Not what I expected. The results indicate quite an overhead of numpy relative to lists. In theory, numpy should perform better on large arrays. Are the arrays not large enough?

Since we are not saving results, the next best thing is to minimize expensive operations and reduce the number of times anything has to get calculated. Since many of the calculations are repetitive and can be reused, let’s save calculations where possible. The results below show that even though there is an overhead to numpy, eventually for large Sudokus numpy is faster that lists.

box dim
list (sec)
numpy 3D(sec)
4
0.002
0.036
6
0.012
0.117
8
0.073
0.258
10
0.238
0.625
12
0.629
1.575
14
1.807
2.387
16
3.388
4.184
18
6.992
6.865
20
13.423
11.454

The code for pre-calculating row, column, and box combinations but not storing candidates for every cell is provided below. Surprisingly, the code below runs 2-4 times faster than the base code once the Sudokus get really large (~30 or higher box dimensions).

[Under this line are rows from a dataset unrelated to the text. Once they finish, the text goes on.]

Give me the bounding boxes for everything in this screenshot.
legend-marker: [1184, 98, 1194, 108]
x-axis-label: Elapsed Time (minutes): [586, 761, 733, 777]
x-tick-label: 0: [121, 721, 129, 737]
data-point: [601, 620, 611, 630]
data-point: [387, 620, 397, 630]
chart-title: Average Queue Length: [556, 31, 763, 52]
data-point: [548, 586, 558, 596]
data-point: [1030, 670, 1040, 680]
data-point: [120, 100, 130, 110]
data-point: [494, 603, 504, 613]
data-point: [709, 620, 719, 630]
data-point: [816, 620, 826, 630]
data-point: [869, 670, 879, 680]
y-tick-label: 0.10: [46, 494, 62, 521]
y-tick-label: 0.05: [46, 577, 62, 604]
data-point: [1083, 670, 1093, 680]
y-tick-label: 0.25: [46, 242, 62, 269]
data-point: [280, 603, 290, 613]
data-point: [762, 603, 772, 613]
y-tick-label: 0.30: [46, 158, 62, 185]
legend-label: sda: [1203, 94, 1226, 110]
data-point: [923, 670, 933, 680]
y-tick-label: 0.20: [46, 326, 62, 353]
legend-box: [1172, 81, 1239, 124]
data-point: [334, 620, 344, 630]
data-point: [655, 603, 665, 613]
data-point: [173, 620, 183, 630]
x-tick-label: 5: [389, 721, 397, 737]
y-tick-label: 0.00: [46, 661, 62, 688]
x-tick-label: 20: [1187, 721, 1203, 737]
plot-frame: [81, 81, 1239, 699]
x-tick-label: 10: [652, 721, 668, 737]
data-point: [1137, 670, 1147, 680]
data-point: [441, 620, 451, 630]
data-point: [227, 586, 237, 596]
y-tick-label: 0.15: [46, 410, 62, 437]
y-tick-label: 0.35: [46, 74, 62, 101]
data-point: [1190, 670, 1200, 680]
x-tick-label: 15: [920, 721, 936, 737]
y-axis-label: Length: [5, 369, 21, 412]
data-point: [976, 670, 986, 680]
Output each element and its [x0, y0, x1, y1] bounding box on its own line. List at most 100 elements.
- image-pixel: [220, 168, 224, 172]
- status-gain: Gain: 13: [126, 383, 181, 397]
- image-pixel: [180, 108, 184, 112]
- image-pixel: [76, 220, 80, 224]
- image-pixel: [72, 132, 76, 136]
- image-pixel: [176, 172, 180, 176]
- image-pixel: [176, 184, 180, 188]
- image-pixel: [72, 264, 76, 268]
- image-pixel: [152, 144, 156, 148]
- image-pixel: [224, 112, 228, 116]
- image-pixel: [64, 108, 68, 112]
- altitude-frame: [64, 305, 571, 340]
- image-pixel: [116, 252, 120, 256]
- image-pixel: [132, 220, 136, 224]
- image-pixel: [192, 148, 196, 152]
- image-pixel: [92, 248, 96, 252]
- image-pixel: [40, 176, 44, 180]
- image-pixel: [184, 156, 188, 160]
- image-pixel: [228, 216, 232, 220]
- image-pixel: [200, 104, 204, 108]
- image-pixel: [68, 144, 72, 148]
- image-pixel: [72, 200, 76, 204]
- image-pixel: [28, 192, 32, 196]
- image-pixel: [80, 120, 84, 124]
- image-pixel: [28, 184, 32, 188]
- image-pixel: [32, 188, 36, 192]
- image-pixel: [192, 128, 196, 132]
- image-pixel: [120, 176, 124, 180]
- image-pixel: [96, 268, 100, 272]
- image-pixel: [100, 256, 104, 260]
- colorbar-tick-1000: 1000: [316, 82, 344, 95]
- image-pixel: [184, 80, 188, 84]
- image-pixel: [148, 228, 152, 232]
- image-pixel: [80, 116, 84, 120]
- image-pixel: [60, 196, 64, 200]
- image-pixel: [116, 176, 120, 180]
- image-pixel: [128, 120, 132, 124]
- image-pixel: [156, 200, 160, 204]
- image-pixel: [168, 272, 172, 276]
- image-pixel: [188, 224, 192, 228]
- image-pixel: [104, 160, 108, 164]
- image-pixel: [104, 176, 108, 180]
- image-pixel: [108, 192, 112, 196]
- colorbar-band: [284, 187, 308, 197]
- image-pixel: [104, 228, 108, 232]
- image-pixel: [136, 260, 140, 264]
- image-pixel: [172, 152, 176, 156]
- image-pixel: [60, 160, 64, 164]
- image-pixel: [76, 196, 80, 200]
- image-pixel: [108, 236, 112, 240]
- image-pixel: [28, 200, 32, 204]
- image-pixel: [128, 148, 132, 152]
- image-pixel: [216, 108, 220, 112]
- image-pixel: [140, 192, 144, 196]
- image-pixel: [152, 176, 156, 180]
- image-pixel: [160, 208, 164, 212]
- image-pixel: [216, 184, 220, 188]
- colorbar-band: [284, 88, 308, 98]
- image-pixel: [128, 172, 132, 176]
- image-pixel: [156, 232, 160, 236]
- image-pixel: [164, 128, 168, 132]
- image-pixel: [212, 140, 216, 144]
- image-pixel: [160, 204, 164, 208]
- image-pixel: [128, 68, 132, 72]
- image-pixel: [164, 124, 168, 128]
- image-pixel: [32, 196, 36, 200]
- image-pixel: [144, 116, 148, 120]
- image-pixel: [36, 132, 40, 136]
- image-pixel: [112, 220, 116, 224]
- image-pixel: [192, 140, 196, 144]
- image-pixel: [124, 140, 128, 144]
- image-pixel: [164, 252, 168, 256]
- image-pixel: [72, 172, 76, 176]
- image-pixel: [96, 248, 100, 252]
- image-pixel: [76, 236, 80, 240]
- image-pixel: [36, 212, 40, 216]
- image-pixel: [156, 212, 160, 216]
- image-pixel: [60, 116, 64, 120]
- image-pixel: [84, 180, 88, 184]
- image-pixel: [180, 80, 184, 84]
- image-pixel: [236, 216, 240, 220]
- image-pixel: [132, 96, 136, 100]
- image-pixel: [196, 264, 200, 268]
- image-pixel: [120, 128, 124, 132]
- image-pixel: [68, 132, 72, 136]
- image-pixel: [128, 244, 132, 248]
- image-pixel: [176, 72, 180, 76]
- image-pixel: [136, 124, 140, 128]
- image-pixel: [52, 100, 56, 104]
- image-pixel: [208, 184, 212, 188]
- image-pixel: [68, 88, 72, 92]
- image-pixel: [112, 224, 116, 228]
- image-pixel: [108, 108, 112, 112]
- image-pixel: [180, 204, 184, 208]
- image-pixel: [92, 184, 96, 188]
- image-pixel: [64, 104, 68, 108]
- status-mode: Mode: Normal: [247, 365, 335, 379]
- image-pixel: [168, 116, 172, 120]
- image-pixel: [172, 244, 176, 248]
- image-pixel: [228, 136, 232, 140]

def find_singlesNumpy(grid: np.ndarray, order: int, row: int, col: int, RowCandidates: List[List], ColCandidates: List[List], BoxCandidates: List[List]) -> tuple or None:
    boxpos = order * (row // order) + (col // order)
    candidates  = reduce(np.intersect1d, (RowCandidates[row],ColCandidates[col],BoxCandidates[boxpos]))
    if candidates.size == 1:
        return row, col, candidates[0]
    else:
        return None

We’ll probably go back and try bit operations to see if we can speed up the solution of smaller Sudokus. It’s what everyone else does.

So how fast is the current solver? The current computer solve time uses 6 cores on computers with 128 GB RAM. The green dots indicate the puzzles we have solved so far. The target is to solve all puzzles 3600×3600 (box dimension 60) or smaller by July 2024.